An Empirical Evaluation of Cost-based Federated SPARQL Query Processing Engines

Tracking #: 2514-3728

Authors: 
Umair Qudus
Muhammad Saleem
Axel-Cyrille Ngonga Ngomo
Young-Koo Lee1

Responsible editor: 
Ruben Verborgh

Submission type: 
Full Paper
Abstract: 
Finding a good query plan is key to the optimization of query runtime. This holds in particular for cost-based federation engines, which make use of cardinality estimations to achieve this goal. A number of studies compare SPARQL federation engines across different performance metrics, including query runtime, result set completeness and correctness, number of sources selected and number of requests sent. Albeit informative, these metrics are generic and unable to quantify and evaluate the accuracy of the cardinality estimators of cost-based federation engines. To thoroughly evaluate cost-based federation engines, the effect of estimated cardinality errors on the overall query runtime performance must be measured.
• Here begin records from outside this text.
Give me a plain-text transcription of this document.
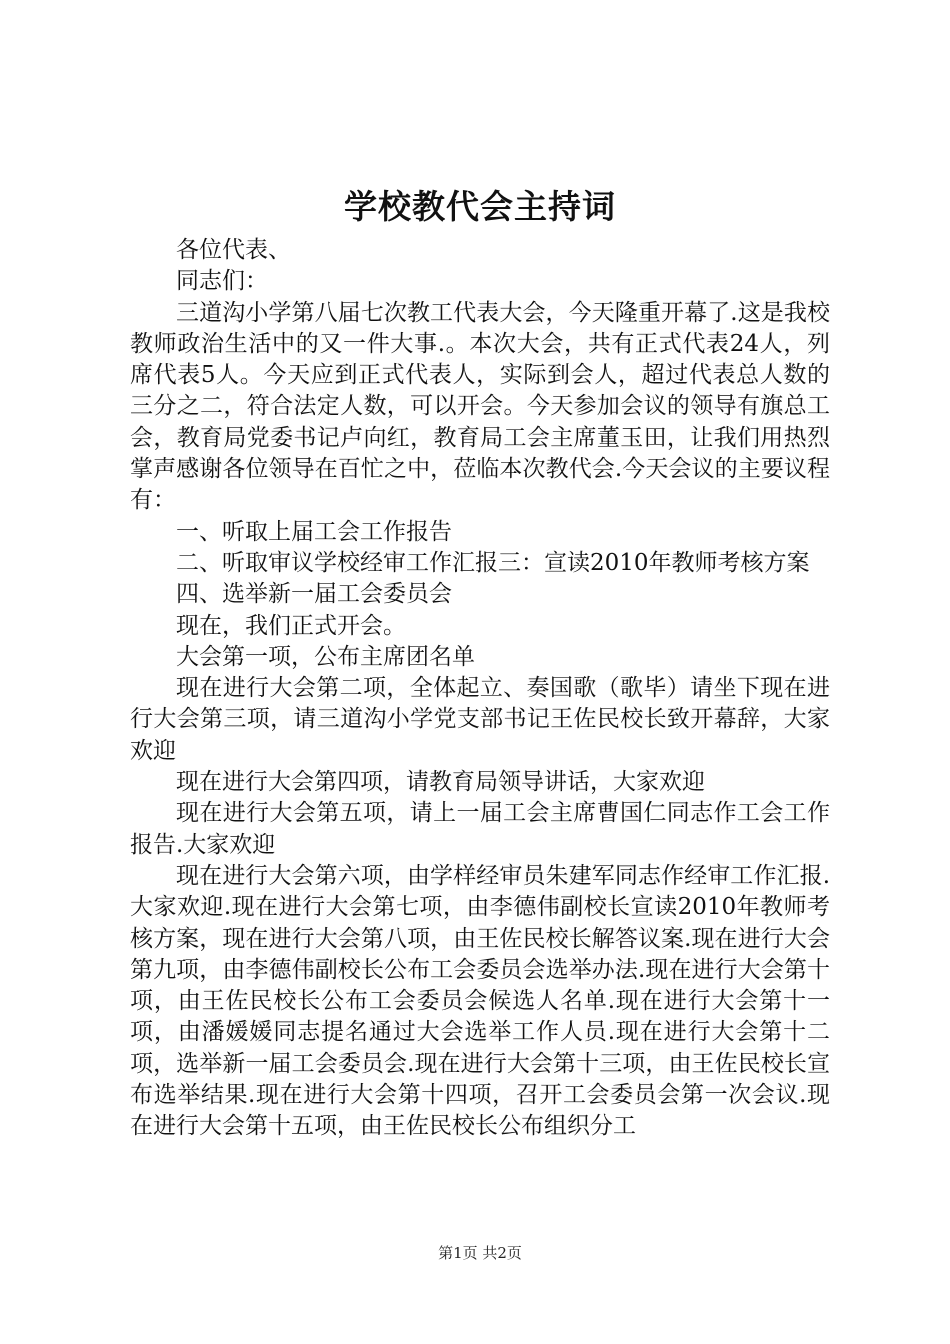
学校教代会主持词

各位代表、

同志们：

三道沟小学第八届七次教工代表大会，今天隆重开幕了.这是我校教师政治生活中的又一件大事.。本次大会，共有正式代表24人，列席代表5人。今天应到正式代表人，实际到会人，超过代表总人数的三分之二，符合法定人数，可以开会。今天参加会议的领导有旗总工会，教育局党委书记卢向红，教育局工会主席董玉田，让我们用热烈掌声感谢各位领导在百忙之中，莅临本次教代会.今天会议的主要议程有：

一、听取上届工会工作报告

二、听取审议学校经审工作汇报三：宣读2010年教师考核方案

四、选举新一届工会委员会

现在，我们正式开会。

大会第一项，公布主席团名单

现在进行大会第二项，全体起立、奏国歌（歌毕）请坐下现在进行大会第三项，请三道沟小学党支部书记王佐民校长致开幕辞，大家欢迎

现在进行大会第四项，请教育局领导讲话，大家欢迎

现在进行大会第五项，请上一届工会主席曹国仁同志作工会工作报告.大家欢迎

现在进行大会第六项，由学样经审员朱建军同志作经审工作汇报.大家欢迎.现在进行大会第七项，由李德伟副校长宣读2010年教师考核方案，现在进行大会第八项，由王佐民校长解答议案.现在进行大会第九项，由李德伟副校长公布工会委员会选举办法.现在进行大会第十项，由王佐民校长公布工会委员会候选人名单.现在进行大会第十一项，由潘媛媛同志提名通过大会选举工作人员.现在进行大会第十二项，选举新一届工会委员会.现在进行大会第十三项，由王佐民校长宣布选举结果.现在进行大会第十四项，召开工会委员会第一次会议.现在进行大会第十五项，由王佐民校长公布组织分工

第1页 共2页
In this paper, we address this challenge by presenting novel evaluation metrics targeted at a fine-grained benchmarking of cost-based federated SPARQL query engines. We evaluate five cost-based federated SPARQL query engines using existing as well as novel evaluation metrics by using LargeRDFBench queries. Our results provide a detailed analysis of the experimental outcomes that reveal novel insights, useful for the development of future cost-based federated SPARQL query processing engines.
Full PDF Version: 
Tags: 
Reviewed

Decision/Status: 
Minor Revision

Solicited Reviews:
Click to Expand/Collapse
Review #1
Anonymous submitted on 13/Jul/2020
Suggestion:
Major Revision
Review Comment:

I thank the authors for their reply letter and updated paper.
Most of my earlier comments have been addressed,
except for my main comment regarding the significance of the metrics.
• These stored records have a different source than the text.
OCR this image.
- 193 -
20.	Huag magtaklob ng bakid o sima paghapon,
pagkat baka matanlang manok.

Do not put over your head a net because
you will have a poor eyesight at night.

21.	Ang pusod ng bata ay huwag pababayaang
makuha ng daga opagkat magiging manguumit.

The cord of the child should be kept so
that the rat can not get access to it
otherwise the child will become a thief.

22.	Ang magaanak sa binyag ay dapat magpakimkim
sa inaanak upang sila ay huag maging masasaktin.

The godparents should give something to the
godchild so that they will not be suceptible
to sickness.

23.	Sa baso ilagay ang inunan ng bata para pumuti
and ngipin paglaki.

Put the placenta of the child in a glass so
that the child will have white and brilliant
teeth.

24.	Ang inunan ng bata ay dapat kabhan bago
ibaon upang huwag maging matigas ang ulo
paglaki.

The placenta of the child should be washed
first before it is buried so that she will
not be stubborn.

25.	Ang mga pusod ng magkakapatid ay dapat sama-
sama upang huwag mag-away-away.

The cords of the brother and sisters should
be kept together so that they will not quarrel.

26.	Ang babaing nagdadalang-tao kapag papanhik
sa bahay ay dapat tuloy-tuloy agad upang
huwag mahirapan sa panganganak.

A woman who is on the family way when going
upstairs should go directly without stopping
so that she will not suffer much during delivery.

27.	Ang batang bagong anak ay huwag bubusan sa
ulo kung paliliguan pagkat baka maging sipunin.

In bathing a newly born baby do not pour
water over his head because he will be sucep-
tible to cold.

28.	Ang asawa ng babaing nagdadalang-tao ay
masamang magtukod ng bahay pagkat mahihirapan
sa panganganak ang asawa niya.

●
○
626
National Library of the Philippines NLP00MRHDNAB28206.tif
I will re-iterate this earlier remark on the weakness of the similarity and q-error metrics:
According to the current experiments, correlation to query execution time has been shown to be quite small (R values).
Furthermore, the results for q-error are insignificant (p values) in most cases,
and for similarity in 50% of the cases under linear regression, and 25% using robust regression.
The authors correctly explain that this shows that query execution time is explained by a multitude of factors, where cardinality estimates are one.
However, given the outcomes of these experiments,
there is no proof that these metrics are significant enough to provide information about cardinality estimation,
which makes the value of these metrics questionable.
I find it unfortunate that the authors did not find a alternative method of proving the effectiveness of these metrics in a statistically significant manner,
as I do think that these metrics have their value in this domain.
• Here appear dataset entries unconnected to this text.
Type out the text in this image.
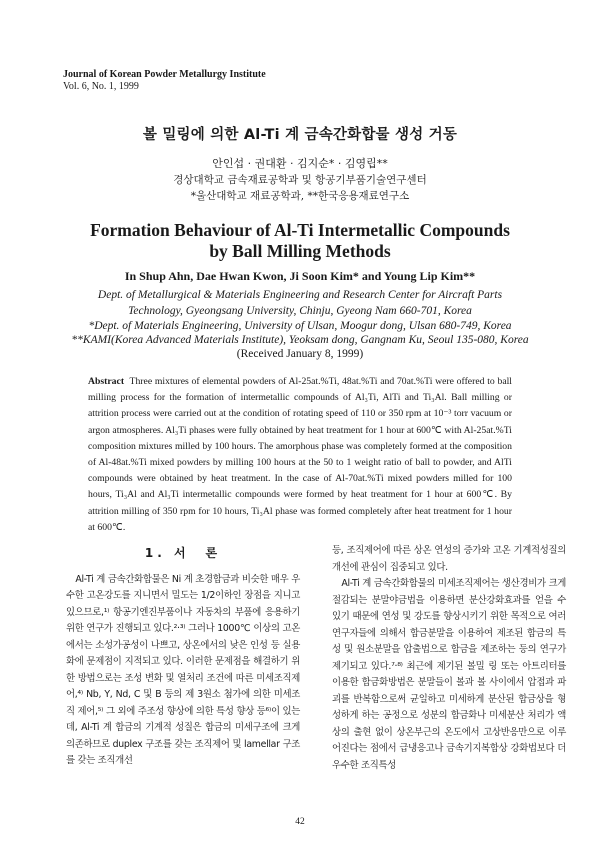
Journal of Korean Powder Metallurgy Institute
Vol. 6, No. 1, 1999
볼 밀링에 의한 Al-Ti 계 금속간화합물 생성 거동
안인섭 · 권대환 · 김지순* · 김영립**
경상대학교 금속재료공학과 및 항공기부품기술연구센터
*울산대학교 재료공학과, **한국응용재료연구소
Formation Behaviour of Al-Ti Intermetallic Compounds
by Ball Milling Methods
In Shup Ahn, Dae Hwan Kwon, Ji Soon Kim* and Young Lip Kim**
Dept. of Metallurgical & Materials Engineering and Research Center for Aircraft Parts
Technology, Gyeongsang University, Chinju, Gyeong Nam 660-701, Korea
*Dept. of Materials Engineering, University of Ulsan, Moogur dong, Ulsan 680-749, Korea
**KAMI(Korea Advanced Materials Institute), Yeoksam dong, Gangnam Ku, Seoul 135-080, Korea
(Received January 8, 1999)
Abstract Three mixtures of elemental powders of Al-25at.%Ti, 48at.%Ti and 70at.%Ti were offered to ball milling process for the formation of intermetallic compounds of Al₃Ti, AlTi and Ti₃Al. Ball milling or attrition process were carried out at the condition of rotating speed of 110 or 350 rpm at 10⁻³ torr vacuum or argon atmospheres. Al₃Ti phases were fully obtained by heat treatment for 1 hour at 600℃ with Al-25at.%Ti composition mixtures milled by 100 hours. The amorphous phase was completely formed at the composition of Al-48at.%Ti mixed powders by milling 100 hours at the 50 to 1 weight ratio of ball to powder, and AlTi compounds were obtained by heat treatment. In the case of Al-70at.%Ti mixed powders milled for 100 hours, Ti₃Al and Al₃Ti intermetallic compounds were formed by heat treatment for 1 hour at 600℃. By attrition milling of 350 rpm for 10 hours, Ti₃Al phase was formed completely after heat treatment for 1 hour at 600℃.
1. 서　론

Al-Ti 계 금속간화합물은 Ni 계 초경합금과 비슷한 매우 우수한 고온강도를 지니면서 밀도는 1/2이하인 장점을 지니고 있으므로,¹⁾ 항공기엔진부품이나 자동차의 부품에 응용하기 위한 연구가 진행되고 있다.²·³⁾ 그러나 1000℃ 이상의 고온에서는 소성가공성이 나쁘고, 상온에서의 낮은 인성 등 실용화에 문제점이 지적되고 있다. 이러한 문제점을 해결하기 위한 방법으로는 조성 변화 및 열처리 조건에 따른 미세조직제어,⁴⁾ Nb, Y, Nd, C 및 B 등의 제 3원소 첨가에 의한 미세조직 제어,⁵⁾ 그 외에 주조성 향상에 의한 특성 향상 등⁶⁾이 있는데, Al-Ti 계 합금의 기계적 성질은 합금의 미세구조에 크게 의존하므로 duplex 구조를 갖는 조직제어 및 lamellar 구조를 갖는 조직개선

등, 조직제어에 따른 상온 연성의 증가와 고온 기계적성질의 개선에 관심이 집중되고 있다.

Al-Ti 계 금속간화합물의 미세조직제어는 생산경비가 크게 절감되는 분말야금법을 이용하면 분산강화효과를 얻을 수 있기 때문에 연성 및 강도를 향상시키기 위한 목적으로 여러 연구자들에 의해서 합금분말을 이용하여 제조된 합금의 특성 및 원소분말을 압출법으로 합금을 제조하는 등의 연구가 제기되고 있다.⁷·⁸⁾ 최근에 제기된 볼밀 링 또는 아트리터를 이용한 합금화방법은 분말들이 볼과 볼 사이에서 압접과 파괴를 반복함으로써 균일하고 미세하게 분산된 합금상을 형성하게 하는 공정으로 성분의 합금화나 미세분산 처리가 액상의 출현 없이 상온부근의 온도에서 고상반응만으로 이루어진다는 점에서 급냉응고나 금속기지복합상 강화법보다 더 우수한 조직특성

42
Even after repositioning the paper, the introduction, evaluation, and discussion of these metrics up the majority of this submission.
Therefore, I find this work too weak in its current state to accept for a journal.

Typo:
* Page 2: "sate-of-the-art cost-based"

Review #2
By Stasinos Konstantopoulos submitted on 29/Jul/2020
Suggestion:
Minor Revision
Review Comment:

The submission proposes a similarity metric that evaluates the accuracy of the predictions that a query optimizer makes about the cardinalities of triples and joins. As these predictions are the primary input for estimating cost, erroneous cardinality predictions can lead the optimizer to sub-optimal query plans.

The proposed similarity metric is compared against q-error, a metric for evaluating cardinality predictions from the relational database literature. The basis of comparison is how strongly the evaluation metric correlates with actual execution times on a benchmark suite. That is to say, the proposed similarity metric is found superior to q-error in the sense that the new metric is a better predictor of overall query execution performance than q-error. Such a metric can be used (in combination with other metrics evaluating other steps of the query processing pipeline) in order to pin-point the step that causes ill-performance.

The article is well-written and the work described can potentially be a significant contribution to the federated query processing literature, and the submitted manuscript is a substantial contribution towards materializing this potential.

My comments regarding the analysis of the experiments' outcomes have been addressed to the degree that I only have minor editorial complaints. Specifically, I recommend that Section 6.3 (or thereabout) the authors provide a concrete example demonstrating how the new metric can be used in a way that q-metric alone would be insufficient or inadequate. This would evaluate the first contribution claimed by the authors: the new metric can give a fine-grained evaluation of query engines. I note here that in the previous round, the authors reacted to this recommendation with a rough sketch of such an example in their response, but nothing relevant was added to the manuscript.